Nein, dazu würde ich nicht raten. Mein Ratschlag wäre: Bevor man irgendetwas unternimmt, sollte man erst einmal zum Fachanwalt für Medizinrecht mit Schwerpunkt Arzthaftungsrecht gehen. Dann entgeht man dem Risiko, etwas Falsches in die Wege zu leiten. Die Erstberatung bei Patientenanwälten ist in vielen Fällen kostenfrei.

Und wenn sie nicht kostenfrei ist, ist sie auf 190 Euro plus Mehrwertsteuer gedeckelt. Mehr darf die Erstberatung beim Anwalt nicht kosten. Wer das Geld nicht aufbringen kann, hat in vielen Bundesländern die Möglichkeit, beim Amtsgericht Beratungshilfe zu beantragen. Im Land Bremen ist es so geregelt, dass die Arbeitnehmerkammer eine öffentliche Rechtsberatung anbietet.

Wie gehen Ärzte mit Behandlungsfehlern um?

Es lässt Ärzte nicht kalt, wenn Fehler passieren. Kaum ein Arzt macht so etwas vorsätzlich. Das sind wirklich Ausnahmen. Aber manchmal ist das Handeln fahrlässig. Es kommt vor, dass sich Mediziner nach einem Fehler, der ihnen leidtut, wünschen, dass ihre Versicherung Schadensersatz zahlt.

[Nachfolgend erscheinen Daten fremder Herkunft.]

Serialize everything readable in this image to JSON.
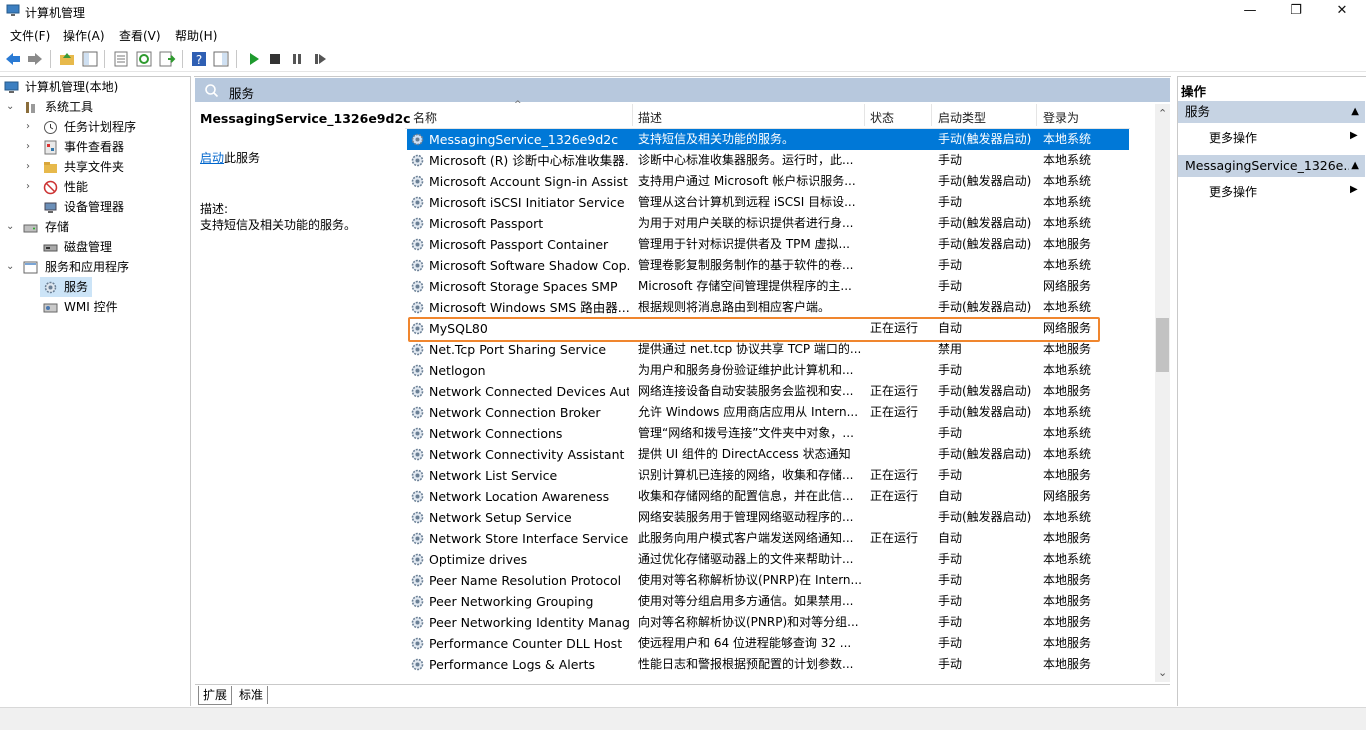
{
  "window": {
    "title": "计算机管理",
    "minimize": "—",
    "maximize": "❐",
    "close": "✕"
  },
  "menu": [
    "文件(F)",
    "操作(A)",
    "查看(V)",
    "帮助(H)"
  ],
  "tree": {
    "root": "计算机管理(本地)",
    "system_tools": "系统工具",
    "task_scheduler": "任务计划程序",
    "event_viewer": "事件查看器",
    "shared_folders": "共享文件夹",
    "performance": "性能",
    "device_manager": "设备管理器",
    "storage": "存储",
    "disk_management": "磁盘管理",
    "services_apps": "服务和应用程序",
    "services": "服务",
    "wmi": "WMI 控件"
  },
  "center": {
    "header": "服务",
    "selected_name": "MessagingService_1326e9d2c",
    "start_link": "启动",
    "start_suffix": "此服务",
    "desc_label": "描述:",
    "desc_text": "支持短信及相关功能的服务。"
  },
  "columns": {
    "name": "名称",
    "desc": "描述",
    "status": "状态",
    "startup": "启动类型",
    "logon": "登录为"
  },
  "services": [
    {
      "name": "MessagingService_1326e9d2c",
      "desc": "支持短信及相关功能的服务。",
      "status": "",
      "startup": "手动(触发器启动)",
      "logon": "本地系统"
    },
    {
      "name": "Microsoft (R) 诊断中心标准收集器...",
      "desc": "诊断中心标准收集器服务。运行时，此...",
      "status": "",
      "startup": "手动",
      "logon": "本地系统"
    },
    {
      "name": "Microsoft Account Sign-in Assist...",
      "desc": "支持用户通过 Microsoft 帐户标识服务...",
      "status": "",
      "startup": "手动(触发器启动)",
      "logon": "本地系统"
    },
    {
      "name": "Microsoft iSCSI Initiator Service",
      "desc": "管理从这台计算机到远程 iSCSI 目标设...",
      "status": "",
      "startup": "手动",
      "logon": "本地系统"
    },
    {
      "name": "Microsoft Passport",
      "desc": "为用于对用户关联的标识提供者进行身...",
      "status": "",
      "startup": "手动(触发器启动)",
      "logon": "本地系统"
    },
    {
      "name": "Microsoft Passport Container",
      "desc": "管理用于针对标识提供者及 TPM 虚拟...",
      "status": "",
      "startup": "手动(触发器启动)",
      "logon": "本地服务"
    },
    {
      "name": "Microsoft Software Shadow Cop...",
      "desc": "管理卷影复制服务制作的基于软件的卷...",
      "status": "",
      "startup": "手动",
      "logon": "本地系统"
    },
    {
      "name": "Microsoft Storage Spaces SMP",
      "desc": "Microsoft 存储空间管理提供程序的主...",
      "status": "",
      "startup": "手动",
      "logon": "网络服务"
    },
    {
      "name": "Microsoft Windows SMS 路由器...",
      "desc": "根据规则将消息路由到相应客户端。",
      "status": "",
      "startup": "手动(触发器启动)",
      "logon": "本地系统"
    },
    {
      "name": "MySQL80",
      "desc": "",
      "status": "正在运行",
      "startup": "自动",
      "logon": "网络服务"
    },
    {
      "name": "Net.Tcp Port Sharing Service",
      "desc": "提供通过 net.tcp 协议共享 TCP 端口的...",
      "status": "",
      "startup": "禁用",
      "logon": "本地服务"
    },
    {
      "name": "Netlogon",
      "desc": "为用户和服务身份验证维护此计算机和...",
      "status": "",
      "startup": "手动",
      "logon": "本地系统"
    },
    {
      "name": "Network Connected Devices Aut...",
      "desc": "网络连接设备自动安装服务会监视和安...",
      "status": "正在运行",
      "startup": "手动(触发器启动)",
      "logon": "本地服务"
    },
    {
      "name": "Network Connection Broker",
      "desc": "允许 Windows 应用商店应用从 Intern...",
      "status": "正在运行",
      "startup": "手动(触发器启动)",
      "logon": "本地系统"
    },
    {
      "name": "Network Connections",
      "desc": "管理“网络和拨号连接”文件夹中对象，...",
      "status": "",
      "startup": "手动",
      "logon": "本地系统"
    },
    {
      "name": "Network Connectivity Assistant",
      "desc": "提供 UI 组件的 DirectAccess 状态通知",
      "status": "",
      "startup": "手动(触发器启动)",
      "logon": "本地系统"
    },
    {
      "name": "Network List Service",
      "desc": "识别计算机已连接的网络，收集和存储...",
      "status": "正在运行",
      "startup": "手动",
      "logon": "本地服务"
    },
    {
      "name": "Network Location Awareness",
      "desc": "收集和存储网络的配置信息，并在此信...",
      "status": "正在运行",
      "startup": "自动",
      "logon": "网络服务"
    },
    {
      "name": "Network Setup Service",
      "desc": "网络安装服务用于管理网络驱动程序的...",
      "status": "",
      "startup": "手动(触发器启动)",
      "logon": "本地系统"
    },
    {
      "name": "Network Store Interface Service",
      "desc": "此服务向用户模式客户端发送网络通知...",
      "status": "正在运行",
      "startup": "自动",
      "logon": "本地服务"
    },
    {
      "name": "Optimize drives",
      "desc": "通过优化存储驱动器上的文件来帮助计...",
      "status": "",
      "startup": "手动",
      "logon": "本地系统"
    },
    {
      "name": "Peer Name Resolution Protocol",
      "desc": "使用对等名称解析协议(PNRP)在 Intern...",
      "status": "",
      "startup": "手动",
      "logon": "本地服务"
    },
    {
      "name": "Peer Networking Grouping",
      "desc": "使用对等分组启用多方通信。如果禁用...",
      "status": "",
      "startup": "手动",
      "logon": "本地服务"
    },
    {
      "name": "Peer Networking Identity Manag...",
      "desc": "向对等名称解析协议(PNRP)和对等分组...",
      "status": "",
      "startup": "手动",
      "logon": "本地服务"
    },
    {
      "name": "Performance Counter DLL Host",
      "desc": "使远程用户和 64 位进程能够查询 32 ...",
      "status": "",
      "startup": "手动",
      "logon": "本地服务"
    },
    {
      "name": "Performance Logs & Alerts",
      "desc": "性能日志和警报根据预配置的计划参数...",
      "status": "",
      "startup": "手动",
      "logon": "本地服务"
    }
  ],
  "tabs": [
    "扩展",
    "标准"
  ],
  "actions": {
    "title": "操作",
    "section1": "服务",
    "more1": "更多操作",
    "section2": "MessagingService_1326e...",
    "more2": "更多操作"
  },
  "colors": {
    "selected_row": "#0078d7",
    "highlight_box": "#f0862e",
    "section_header": "#b7c8dd"
  }
}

Aber die Entscheidungshoheit liegt bei den Versicherungen. Und die sagen oft, es ist mir egal, ob du regulieren willst. Wir lassen es darauf ankommen und nehmen eine Klage in Kauf. Ein großes Problem sind auch die zunehmenden Insolvenzen von Krankenhausträgern.

Inwiefern?

Es kommt mittlerweile gehäuft vor, dass es mitten in einem Verfahren auf einmal heißt, dass der Krankenhausträger Insolvenz anmelden musste. Im Insolvenzverfahren bekommt man, wenn man Glück hat, eine geringe Quote von dem, was man geltend gemacht hat, oder im Regelfall gar nichts.

Krankenhausärzte sind daher gut beraten, auch selbst versichert zu sein. Denn wenn der Krankenhausträger pleite ist, können sie selbst finanziell in Anspruch genommen werden. Wer als Krankenhausarzt keine eigene Versicherung hat, läuft Gefahr, in diesem Fall nachher aus eigener Tasche zu zahlen.